Portanto, irmão, quando comeres, não queiras consultar
se a tua garganta está satisfeita; se seguires o seu julgamento,
antes que satisfaças a sua deleitação, terás sufocado o teu
estômago pelo peso. Prefere consultar o ventre quanto à medida do
comer; antes que ele comece a te doer, modera a avidez da
garganta.
Tudo isto, porém, deve ser entendido do alimento
corporal. No que diz respeito à refeição espiritual, ao
contrário, deve-se consultar antes a garganta do que o ventre.
Digo a garganta, não a da carne, mas a espiritual; e digo o
ventre, não porém o ventre da carne, mas o espiritual.
Assim como reconhecemos o alimento espiritual, assim
também devemos entender espiritualmente a garganta e o ventre. O
alimento espiritual, isto é, a palavra de Deus, tal como o
alimento corporal, tem à semelhança deste o seu sabor, pelo qual
se deleita a garganta espiritual; tem a sua nutrição, que é pasto
e que dá vida à substância espiritual.
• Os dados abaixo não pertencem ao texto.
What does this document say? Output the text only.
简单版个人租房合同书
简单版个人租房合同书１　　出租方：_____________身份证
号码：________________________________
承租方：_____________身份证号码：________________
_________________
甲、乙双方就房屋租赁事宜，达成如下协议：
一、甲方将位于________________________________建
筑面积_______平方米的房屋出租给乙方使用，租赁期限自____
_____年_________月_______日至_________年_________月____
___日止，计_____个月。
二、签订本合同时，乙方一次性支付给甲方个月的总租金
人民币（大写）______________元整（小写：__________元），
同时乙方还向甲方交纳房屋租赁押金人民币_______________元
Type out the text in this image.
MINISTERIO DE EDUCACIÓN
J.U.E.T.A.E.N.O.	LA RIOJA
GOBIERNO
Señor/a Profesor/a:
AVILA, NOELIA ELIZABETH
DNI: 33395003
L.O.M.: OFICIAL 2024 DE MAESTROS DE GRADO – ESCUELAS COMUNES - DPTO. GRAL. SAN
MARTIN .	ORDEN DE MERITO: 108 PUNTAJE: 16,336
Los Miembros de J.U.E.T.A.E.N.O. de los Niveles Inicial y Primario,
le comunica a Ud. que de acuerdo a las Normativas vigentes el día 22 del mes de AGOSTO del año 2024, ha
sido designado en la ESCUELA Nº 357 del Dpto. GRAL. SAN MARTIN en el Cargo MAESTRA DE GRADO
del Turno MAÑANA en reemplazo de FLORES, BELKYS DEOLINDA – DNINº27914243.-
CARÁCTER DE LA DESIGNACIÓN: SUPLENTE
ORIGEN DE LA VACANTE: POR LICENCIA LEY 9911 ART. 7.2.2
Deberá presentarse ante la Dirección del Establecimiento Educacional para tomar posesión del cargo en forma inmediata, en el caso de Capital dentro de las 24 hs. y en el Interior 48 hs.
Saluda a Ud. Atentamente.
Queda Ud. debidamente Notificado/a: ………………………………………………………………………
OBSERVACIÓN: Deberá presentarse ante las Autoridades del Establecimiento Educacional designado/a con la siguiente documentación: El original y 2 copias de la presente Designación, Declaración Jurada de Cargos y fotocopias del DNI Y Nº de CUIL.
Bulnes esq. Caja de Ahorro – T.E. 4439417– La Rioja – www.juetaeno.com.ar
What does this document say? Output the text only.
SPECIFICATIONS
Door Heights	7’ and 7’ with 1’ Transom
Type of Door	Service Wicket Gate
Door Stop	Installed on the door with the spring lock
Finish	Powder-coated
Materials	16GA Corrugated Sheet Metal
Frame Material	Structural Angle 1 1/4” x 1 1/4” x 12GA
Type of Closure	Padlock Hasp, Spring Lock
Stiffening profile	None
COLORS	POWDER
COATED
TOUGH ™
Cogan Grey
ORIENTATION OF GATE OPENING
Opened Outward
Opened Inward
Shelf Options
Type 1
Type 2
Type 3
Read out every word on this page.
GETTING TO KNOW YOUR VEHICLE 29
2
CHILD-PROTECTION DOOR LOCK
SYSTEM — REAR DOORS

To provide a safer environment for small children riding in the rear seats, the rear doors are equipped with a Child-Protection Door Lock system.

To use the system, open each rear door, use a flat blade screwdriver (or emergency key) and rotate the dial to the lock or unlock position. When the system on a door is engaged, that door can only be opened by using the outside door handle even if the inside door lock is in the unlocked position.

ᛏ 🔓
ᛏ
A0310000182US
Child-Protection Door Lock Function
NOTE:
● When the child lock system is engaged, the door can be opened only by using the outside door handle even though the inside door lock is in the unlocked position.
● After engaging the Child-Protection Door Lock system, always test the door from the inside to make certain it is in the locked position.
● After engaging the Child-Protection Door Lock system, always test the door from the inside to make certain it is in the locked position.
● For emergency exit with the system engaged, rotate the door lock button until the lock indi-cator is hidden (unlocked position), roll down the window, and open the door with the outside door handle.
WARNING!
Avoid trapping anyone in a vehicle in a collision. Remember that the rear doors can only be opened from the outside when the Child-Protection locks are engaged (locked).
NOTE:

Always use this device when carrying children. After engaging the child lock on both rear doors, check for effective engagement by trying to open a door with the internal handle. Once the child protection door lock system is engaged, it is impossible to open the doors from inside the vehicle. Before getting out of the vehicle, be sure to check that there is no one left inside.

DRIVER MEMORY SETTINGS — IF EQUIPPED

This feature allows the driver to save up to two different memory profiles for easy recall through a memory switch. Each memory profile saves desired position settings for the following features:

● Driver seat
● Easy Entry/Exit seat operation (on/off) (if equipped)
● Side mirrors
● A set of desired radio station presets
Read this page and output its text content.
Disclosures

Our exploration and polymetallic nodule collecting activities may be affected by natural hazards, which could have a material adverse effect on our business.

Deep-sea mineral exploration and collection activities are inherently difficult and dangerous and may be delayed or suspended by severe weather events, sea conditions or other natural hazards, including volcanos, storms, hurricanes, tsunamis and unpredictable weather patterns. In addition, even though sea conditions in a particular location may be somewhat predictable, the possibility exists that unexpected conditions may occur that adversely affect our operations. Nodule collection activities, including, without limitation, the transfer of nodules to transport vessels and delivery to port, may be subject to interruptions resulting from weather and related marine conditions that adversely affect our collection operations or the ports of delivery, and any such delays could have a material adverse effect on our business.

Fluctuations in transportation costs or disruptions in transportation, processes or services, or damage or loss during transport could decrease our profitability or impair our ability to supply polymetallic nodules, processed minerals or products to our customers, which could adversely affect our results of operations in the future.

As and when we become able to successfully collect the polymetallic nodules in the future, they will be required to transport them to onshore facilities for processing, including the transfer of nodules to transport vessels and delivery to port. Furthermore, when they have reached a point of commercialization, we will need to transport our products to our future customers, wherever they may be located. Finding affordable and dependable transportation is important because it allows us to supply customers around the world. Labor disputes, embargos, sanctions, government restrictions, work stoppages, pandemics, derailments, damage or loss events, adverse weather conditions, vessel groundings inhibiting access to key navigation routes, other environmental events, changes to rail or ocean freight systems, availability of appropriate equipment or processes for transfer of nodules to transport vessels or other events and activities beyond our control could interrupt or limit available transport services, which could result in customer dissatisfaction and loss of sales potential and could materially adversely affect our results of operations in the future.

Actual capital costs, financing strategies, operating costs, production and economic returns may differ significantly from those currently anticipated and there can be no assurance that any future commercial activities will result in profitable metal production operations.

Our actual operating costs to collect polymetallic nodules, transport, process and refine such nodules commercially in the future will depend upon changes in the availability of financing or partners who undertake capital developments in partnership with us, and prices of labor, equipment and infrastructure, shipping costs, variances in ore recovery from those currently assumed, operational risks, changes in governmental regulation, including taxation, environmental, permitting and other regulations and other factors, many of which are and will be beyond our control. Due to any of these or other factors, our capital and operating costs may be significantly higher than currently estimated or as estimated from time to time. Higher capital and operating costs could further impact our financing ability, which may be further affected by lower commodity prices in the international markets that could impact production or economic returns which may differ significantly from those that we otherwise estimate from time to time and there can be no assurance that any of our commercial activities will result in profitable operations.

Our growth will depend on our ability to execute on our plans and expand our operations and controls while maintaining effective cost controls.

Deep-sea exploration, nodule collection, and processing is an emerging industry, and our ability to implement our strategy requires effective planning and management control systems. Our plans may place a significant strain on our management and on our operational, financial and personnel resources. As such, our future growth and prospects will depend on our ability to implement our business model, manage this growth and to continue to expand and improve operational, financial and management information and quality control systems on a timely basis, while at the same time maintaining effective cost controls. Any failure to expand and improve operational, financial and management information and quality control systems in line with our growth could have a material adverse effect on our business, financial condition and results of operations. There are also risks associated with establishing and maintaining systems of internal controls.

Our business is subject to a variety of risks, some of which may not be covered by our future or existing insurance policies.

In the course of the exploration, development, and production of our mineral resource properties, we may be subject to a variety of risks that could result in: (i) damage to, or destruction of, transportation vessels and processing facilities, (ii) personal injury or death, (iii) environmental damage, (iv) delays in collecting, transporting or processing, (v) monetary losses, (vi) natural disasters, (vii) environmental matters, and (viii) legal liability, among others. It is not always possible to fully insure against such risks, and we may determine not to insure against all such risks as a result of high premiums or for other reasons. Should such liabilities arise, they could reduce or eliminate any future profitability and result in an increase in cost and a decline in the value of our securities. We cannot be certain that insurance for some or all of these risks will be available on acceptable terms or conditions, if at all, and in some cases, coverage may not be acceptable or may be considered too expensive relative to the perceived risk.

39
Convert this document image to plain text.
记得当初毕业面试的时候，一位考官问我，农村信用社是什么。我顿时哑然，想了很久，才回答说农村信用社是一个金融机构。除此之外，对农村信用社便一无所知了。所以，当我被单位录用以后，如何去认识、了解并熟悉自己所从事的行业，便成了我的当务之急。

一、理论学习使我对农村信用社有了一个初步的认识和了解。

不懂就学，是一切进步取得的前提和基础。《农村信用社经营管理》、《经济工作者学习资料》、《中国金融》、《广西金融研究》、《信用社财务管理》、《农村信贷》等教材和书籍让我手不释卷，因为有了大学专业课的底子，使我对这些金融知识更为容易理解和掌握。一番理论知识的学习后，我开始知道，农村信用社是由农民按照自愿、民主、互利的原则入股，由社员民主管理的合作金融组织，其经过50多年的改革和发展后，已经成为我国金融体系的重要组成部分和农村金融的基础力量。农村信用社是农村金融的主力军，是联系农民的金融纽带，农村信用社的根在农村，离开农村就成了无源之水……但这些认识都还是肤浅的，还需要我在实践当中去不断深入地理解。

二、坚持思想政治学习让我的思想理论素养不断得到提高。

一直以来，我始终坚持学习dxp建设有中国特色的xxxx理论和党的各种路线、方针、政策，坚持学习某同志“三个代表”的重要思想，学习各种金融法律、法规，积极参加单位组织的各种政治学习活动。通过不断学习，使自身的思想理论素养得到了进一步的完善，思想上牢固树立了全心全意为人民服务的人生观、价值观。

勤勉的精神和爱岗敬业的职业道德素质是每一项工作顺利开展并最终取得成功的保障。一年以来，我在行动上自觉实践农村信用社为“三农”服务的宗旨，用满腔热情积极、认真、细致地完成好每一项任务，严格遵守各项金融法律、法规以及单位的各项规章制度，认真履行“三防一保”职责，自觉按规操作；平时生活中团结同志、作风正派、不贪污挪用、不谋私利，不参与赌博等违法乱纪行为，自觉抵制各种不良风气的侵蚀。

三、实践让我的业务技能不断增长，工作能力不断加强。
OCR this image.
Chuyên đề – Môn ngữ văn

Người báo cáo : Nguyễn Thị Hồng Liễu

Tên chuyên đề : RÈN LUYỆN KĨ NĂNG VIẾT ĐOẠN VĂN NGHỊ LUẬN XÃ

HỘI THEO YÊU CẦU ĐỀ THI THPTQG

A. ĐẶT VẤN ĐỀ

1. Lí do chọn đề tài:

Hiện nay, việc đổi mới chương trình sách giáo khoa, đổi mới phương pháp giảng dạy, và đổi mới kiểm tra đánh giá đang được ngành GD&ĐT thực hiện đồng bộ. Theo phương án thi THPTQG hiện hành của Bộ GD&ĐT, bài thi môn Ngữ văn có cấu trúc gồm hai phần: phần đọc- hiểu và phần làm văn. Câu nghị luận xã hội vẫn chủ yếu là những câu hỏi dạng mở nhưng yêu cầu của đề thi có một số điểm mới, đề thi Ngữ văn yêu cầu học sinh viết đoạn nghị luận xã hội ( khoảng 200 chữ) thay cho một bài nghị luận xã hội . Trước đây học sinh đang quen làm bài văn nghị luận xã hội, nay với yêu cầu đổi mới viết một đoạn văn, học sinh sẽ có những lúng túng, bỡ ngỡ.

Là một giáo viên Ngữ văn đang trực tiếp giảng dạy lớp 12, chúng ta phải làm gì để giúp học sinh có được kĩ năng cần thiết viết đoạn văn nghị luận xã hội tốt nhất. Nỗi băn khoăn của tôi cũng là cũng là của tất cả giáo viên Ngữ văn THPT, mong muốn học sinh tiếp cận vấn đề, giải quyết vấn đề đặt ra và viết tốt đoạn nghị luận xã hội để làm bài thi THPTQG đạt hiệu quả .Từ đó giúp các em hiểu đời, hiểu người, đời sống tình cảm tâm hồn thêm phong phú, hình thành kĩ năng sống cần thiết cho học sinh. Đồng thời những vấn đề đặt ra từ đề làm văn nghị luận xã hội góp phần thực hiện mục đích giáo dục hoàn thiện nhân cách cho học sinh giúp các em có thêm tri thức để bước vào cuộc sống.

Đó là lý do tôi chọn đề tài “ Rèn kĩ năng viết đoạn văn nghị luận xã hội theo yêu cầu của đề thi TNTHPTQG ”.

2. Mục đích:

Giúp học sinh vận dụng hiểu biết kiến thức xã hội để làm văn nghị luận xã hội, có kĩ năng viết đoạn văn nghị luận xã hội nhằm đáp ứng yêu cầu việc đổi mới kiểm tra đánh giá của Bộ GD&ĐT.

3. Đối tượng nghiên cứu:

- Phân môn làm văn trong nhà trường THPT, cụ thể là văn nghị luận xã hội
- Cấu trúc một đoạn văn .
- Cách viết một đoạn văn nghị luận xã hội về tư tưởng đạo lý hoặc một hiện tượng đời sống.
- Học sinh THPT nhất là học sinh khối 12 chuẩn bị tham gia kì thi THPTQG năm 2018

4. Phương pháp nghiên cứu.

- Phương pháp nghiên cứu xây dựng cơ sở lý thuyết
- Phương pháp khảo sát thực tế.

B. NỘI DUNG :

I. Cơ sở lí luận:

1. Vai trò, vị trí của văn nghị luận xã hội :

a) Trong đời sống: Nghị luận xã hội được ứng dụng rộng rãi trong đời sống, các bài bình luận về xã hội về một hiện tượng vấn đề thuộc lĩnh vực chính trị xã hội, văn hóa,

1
Possui também a sua massa
que, de certo modo, pressiona e onera a enfermidade.
Chamamos de garganta espiritual ao paladar do coração.
O sabor da palavra de Deus é o gosto da doçura interior.
A alma é ela própria a substância espiritual. A
nutrição da palavra de Deus é o exercício da virtude; a sua massa
é o peso do trabalho.
Quando o sabor da doçura interior é recebido sem
fastio, a garganta do coração recebe sua deleitação como de um
certo gosto de alimento espiritual, mas não pode saciar-se. O
exercício da virtude, pelo qual a alma se alimenta, não é
recebido sem o peso do trabalho, pelo qual a carne é onerada,
como se esta fosse um certo estômago de nossa sensualidade.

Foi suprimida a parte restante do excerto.